For a good three weeks now, grocery stores and other shops that also offer groceries or items for daily use have been allowed to remain open, unlike the rest of the retail trade or restaurants. However, this is only possible to a limited extent due to the measures taken to contain the corona virus: hygiene rules must be observed, and currently only one person per ten square meters is allowed in each branch.

In the early days, employees in the Swiss supermarkets also sometimes failed to fill up the empty shelves, despite special shifts and extra journeys when transporting goods.

Sports colleagues sort goods

This is why helping hands are required in the current exceptional situation: At the moment it can happen at Migros that you are served by a fitness trainer or golf instructor.
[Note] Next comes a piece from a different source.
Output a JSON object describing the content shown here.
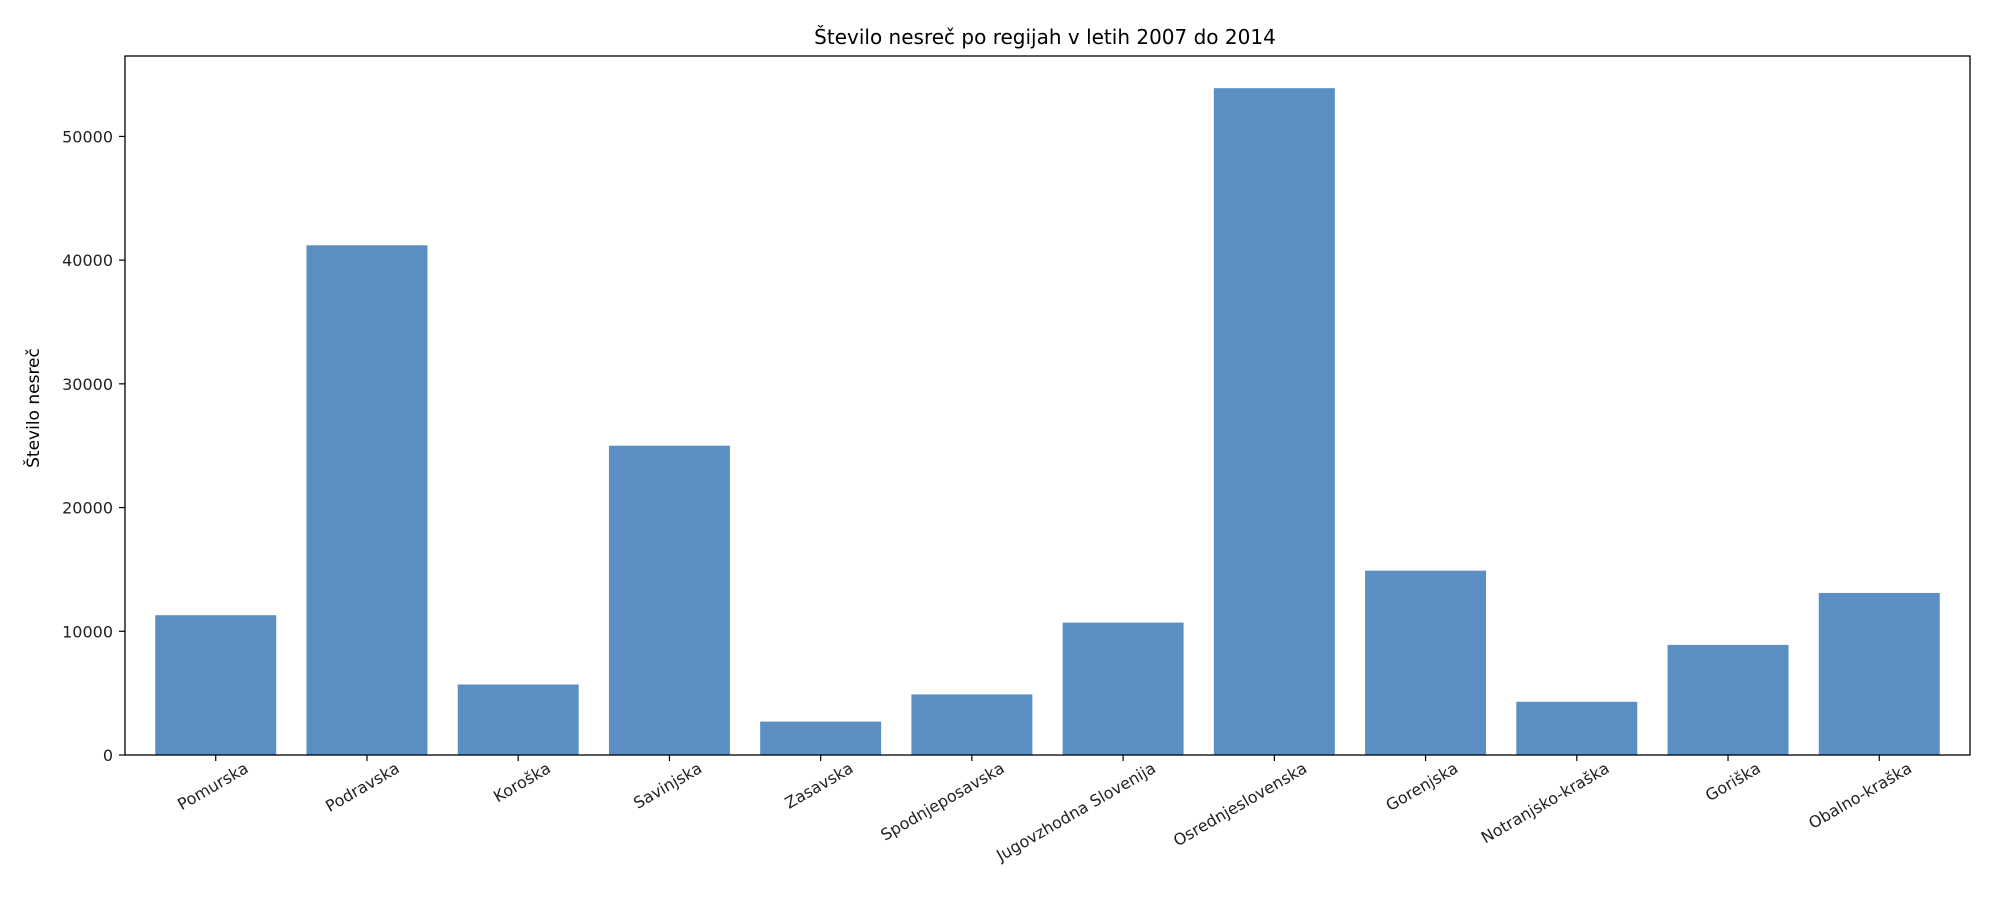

A large part of the employees of the leisure facilities currently support colleagues in the supermarkets, said Migros spokesman Stöpper. That was a matter of course within the group at these times.

Sports and fitness centers must remain closed until April 19th. The individual cooperatives had therefore formed a pool of employees, with whom you could volunteer to help out, explained Stöpper. Occasionally, however, it could also happen that someone is obliged to step in, where a lot of additional work is required. The employees of the sports offers help in particular with refilling the goods or also with the admission control.

The retailer Migros is also the largest provider of leisure facilities in Switzerland with over 130 fitness and seven golf courses.

At Coop, around 13,000 employees from the closed non-food areas support colleagues in the supermarkets and in logistics.